What does the term Lean-to shelter mean? Definition: The Lean-to was generally a temporary, make-shift shelter that was quick to erect using raw materials that were readily available in the location. A lean-to was a small shelter providing a place to sleep out of the cold night air and the elements ensuring survival without the risk of 'exposure'. Lean-tos were free-standing beams made of materials such as wood or even whale bone that were layered against a log or large rock, lashed together, and covered in brush or a hide. The typical Lean-to had a slanted roof and an open entrance and generally leaned against something for support and added protection. Many tribes used these open-sided structures for work areas whilst traveling.
Why was the Lean-to built as a Native Indian shelter?
Every tribe choose a type of housing to suit their lifestyle, the climate, the environment and the natural resources (known as biomes) that were available to them.
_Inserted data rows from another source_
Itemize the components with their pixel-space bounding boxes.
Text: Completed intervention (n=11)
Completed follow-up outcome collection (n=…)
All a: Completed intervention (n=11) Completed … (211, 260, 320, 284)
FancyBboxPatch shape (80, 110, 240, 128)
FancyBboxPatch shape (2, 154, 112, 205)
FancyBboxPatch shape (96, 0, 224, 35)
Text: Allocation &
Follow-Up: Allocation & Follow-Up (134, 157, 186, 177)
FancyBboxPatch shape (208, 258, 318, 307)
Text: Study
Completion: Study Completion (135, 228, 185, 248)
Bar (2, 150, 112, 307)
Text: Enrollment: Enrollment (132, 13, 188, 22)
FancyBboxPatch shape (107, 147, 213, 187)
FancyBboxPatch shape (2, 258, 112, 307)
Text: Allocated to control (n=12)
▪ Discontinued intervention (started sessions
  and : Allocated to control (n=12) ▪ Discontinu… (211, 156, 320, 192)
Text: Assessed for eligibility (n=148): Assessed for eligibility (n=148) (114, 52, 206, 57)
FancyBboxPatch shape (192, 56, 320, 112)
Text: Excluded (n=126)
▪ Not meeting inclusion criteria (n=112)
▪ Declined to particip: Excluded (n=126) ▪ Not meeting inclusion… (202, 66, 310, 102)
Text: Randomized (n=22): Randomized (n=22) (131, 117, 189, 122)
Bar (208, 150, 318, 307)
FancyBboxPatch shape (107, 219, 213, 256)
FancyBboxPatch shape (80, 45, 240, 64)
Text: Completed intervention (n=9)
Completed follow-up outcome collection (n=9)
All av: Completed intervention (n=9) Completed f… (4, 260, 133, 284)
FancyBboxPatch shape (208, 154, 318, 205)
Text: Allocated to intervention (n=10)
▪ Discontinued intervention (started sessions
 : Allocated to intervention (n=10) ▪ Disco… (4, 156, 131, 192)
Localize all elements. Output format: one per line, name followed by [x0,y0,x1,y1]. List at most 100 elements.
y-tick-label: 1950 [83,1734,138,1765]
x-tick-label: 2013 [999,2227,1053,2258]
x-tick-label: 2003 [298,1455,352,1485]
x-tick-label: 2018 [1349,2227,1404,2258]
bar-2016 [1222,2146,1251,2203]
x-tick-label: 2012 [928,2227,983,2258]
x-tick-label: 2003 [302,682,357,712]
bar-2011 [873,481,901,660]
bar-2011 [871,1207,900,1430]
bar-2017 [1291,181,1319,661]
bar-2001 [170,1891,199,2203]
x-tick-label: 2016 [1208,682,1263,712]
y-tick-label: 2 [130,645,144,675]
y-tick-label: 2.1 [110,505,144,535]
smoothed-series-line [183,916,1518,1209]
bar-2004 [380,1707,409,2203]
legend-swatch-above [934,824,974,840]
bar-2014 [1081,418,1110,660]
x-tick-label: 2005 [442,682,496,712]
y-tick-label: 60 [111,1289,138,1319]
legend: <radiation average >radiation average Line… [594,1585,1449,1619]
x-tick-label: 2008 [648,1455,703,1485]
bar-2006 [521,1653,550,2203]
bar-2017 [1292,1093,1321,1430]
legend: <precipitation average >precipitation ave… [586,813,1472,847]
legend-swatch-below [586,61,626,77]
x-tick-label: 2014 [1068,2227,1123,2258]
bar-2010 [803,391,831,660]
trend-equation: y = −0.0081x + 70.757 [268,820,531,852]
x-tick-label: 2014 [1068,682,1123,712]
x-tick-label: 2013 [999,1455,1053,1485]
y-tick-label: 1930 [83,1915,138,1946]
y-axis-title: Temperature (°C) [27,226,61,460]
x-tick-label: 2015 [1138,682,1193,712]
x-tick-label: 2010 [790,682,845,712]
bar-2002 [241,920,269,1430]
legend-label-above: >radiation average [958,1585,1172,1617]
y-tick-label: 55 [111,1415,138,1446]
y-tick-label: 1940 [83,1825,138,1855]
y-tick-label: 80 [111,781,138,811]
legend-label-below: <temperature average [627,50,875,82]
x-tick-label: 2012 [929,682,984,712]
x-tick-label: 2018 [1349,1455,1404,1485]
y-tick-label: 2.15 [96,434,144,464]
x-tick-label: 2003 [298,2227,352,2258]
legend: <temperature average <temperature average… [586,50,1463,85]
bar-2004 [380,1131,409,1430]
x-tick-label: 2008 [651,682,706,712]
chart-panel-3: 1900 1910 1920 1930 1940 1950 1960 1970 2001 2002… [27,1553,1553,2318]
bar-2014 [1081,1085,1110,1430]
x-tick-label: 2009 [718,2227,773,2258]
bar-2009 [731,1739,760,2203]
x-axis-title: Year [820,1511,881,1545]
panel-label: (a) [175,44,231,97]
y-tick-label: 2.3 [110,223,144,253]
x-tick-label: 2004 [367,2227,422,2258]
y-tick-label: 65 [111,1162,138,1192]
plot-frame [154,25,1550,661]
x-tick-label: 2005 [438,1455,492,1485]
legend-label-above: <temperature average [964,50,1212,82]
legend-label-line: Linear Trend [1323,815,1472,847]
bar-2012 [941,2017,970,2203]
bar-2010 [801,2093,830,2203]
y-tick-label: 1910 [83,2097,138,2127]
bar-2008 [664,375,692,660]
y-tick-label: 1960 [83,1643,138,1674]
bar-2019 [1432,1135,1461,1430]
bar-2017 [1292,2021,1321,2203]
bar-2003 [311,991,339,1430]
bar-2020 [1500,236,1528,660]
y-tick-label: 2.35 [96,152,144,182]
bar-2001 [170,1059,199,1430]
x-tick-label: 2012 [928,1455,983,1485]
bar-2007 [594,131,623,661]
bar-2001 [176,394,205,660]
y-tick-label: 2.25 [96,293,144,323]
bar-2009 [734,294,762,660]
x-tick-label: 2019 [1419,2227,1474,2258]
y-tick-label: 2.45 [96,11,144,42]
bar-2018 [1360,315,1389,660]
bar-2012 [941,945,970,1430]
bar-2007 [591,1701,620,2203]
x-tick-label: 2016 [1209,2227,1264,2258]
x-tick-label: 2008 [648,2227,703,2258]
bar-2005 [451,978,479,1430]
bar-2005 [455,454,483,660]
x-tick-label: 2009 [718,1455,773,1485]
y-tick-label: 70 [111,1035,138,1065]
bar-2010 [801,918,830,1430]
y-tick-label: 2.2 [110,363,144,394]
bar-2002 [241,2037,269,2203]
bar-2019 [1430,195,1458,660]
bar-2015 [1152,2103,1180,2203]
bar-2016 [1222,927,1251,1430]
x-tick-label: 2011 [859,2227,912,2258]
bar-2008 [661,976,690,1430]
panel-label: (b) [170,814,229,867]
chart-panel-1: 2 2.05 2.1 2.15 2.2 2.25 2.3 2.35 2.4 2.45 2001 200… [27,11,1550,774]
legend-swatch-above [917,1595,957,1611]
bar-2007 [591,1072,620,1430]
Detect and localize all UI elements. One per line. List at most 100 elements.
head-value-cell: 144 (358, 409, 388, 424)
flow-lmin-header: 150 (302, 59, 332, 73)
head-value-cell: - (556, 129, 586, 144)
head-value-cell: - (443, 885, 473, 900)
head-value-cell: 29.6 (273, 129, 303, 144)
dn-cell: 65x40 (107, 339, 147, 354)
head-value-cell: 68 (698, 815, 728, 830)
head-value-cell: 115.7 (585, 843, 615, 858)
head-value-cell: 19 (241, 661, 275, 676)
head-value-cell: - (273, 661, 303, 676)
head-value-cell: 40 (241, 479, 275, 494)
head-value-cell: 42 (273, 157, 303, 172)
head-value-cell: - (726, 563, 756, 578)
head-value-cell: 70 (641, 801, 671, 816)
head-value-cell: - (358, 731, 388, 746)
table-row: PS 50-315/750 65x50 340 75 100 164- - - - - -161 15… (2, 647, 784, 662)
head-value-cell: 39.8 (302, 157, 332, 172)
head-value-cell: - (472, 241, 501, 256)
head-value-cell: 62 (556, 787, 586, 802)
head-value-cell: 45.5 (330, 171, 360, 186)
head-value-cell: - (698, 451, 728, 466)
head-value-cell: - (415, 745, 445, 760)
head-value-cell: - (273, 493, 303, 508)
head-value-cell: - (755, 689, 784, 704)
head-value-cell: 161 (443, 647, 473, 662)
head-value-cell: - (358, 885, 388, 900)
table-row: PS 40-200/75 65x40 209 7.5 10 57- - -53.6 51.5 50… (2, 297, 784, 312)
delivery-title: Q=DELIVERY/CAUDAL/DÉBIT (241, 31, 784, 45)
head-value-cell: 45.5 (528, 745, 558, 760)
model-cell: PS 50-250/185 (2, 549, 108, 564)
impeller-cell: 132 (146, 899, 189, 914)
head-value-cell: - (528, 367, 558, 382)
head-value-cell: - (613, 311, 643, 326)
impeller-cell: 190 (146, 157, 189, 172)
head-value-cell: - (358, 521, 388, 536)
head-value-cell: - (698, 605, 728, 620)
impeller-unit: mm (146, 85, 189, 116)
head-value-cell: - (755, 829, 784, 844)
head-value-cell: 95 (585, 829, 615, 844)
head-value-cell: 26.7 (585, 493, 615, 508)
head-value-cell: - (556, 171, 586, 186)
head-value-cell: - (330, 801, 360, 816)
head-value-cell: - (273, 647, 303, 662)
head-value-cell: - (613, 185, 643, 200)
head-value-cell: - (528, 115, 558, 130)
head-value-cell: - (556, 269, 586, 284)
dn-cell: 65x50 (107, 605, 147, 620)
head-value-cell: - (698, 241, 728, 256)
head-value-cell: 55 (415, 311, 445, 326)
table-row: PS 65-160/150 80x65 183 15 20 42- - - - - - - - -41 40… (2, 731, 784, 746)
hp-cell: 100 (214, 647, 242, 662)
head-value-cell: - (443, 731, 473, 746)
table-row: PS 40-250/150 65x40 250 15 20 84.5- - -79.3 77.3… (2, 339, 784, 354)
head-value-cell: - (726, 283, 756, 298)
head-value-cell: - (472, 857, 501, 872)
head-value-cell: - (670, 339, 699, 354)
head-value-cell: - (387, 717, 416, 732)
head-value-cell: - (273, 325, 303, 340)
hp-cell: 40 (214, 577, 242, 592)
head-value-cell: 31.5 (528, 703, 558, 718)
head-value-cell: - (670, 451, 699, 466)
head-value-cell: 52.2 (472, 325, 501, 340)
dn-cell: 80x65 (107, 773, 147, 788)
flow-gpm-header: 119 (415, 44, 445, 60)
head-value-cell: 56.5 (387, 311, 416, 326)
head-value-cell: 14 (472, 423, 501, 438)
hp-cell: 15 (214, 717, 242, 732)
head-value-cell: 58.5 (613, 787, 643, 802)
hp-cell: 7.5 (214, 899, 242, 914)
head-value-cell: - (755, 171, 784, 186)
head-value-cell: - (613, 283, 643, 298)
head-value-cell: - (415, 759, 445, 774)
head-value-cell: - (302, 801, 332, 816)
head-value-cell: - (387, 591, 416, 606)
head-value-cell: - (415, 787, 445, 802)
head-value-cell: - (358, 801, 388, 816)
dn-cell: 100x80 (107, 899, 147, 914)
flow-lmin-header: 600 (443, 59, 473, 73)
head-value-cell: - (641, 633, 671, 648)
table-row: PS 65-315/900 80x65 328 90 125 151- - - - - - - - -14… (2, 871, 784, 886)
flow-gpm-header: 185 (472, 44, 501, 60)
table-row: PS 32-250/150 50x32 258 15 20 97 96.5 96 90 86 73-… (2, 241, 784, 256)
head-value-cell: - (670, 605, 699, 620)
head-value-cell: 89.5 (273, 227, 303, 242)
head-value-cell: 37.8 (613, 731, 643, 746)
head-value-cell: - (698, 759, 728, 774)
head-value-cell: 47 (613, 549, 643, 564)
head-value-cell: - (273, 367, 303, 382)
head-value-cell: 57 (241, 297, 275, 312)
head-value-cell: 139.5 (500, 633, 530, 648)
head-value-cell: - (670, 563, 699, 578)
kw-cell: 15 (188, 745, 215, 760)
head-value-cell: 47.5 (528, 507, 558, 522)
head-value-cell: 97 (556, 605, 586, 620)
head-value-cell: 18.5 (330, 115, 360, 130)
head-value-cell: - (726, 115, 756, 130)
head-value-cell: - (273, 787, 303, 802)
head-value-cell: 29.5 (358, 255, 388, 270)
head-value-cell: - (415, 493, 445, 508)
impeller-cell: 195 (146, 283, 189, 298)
The Lean-to was quick and easy to build making use of a variety of materials including trees, leaves, saplings, branches, grasses and brush. These types of make shift homes were typically built to offer protection and a safe place to sleep on hunting or fishing trips and used by many Native American Indian tribes. The Great Plains tribes were the main exceptions, as they erected Tepees using the portable framework and tent covering from location to location. Some other tribes used Wickiups, but these took longer to build and required digging that was tiring and time consuming. Brush shelters were a similar type of rough and ready temporary accommodation.
How was a Lean-to built?
The materials used to build a Lean-to were poles and long sticks covered in brush and secured with fiber. The picture shows a Lean-to that is leaning against cliff rocks, it is strong, well made and suited as a more permanent type of shelter. However, typical lean-to shelters were small, and intended just for sleeping.
To make these types of shelters long, thin poles, or saplings (young trees) or logs were gathered, cut to size and stripped of bark. The poles of the frame leaned against each other and were lashed together with tough fibers and bound into place. One side was left open as the entrance.
The site chosen for the construction was flat and located near a fresh water supply whenever possible. Cooking was usually done outside. The shapes, sizes and styles of lean-tos varied considerably according to the requirement of the occupant. Some western Subarctic Indians constructed double lean-tos with two roofs meeting in a peak.
A lean-to was constructed from any materials that were easily accessible. Many Native Indians were great fishers and constructed a variety of canoes. On long fishing trips the fishers would use a canoe to make a lean-to style of shelter.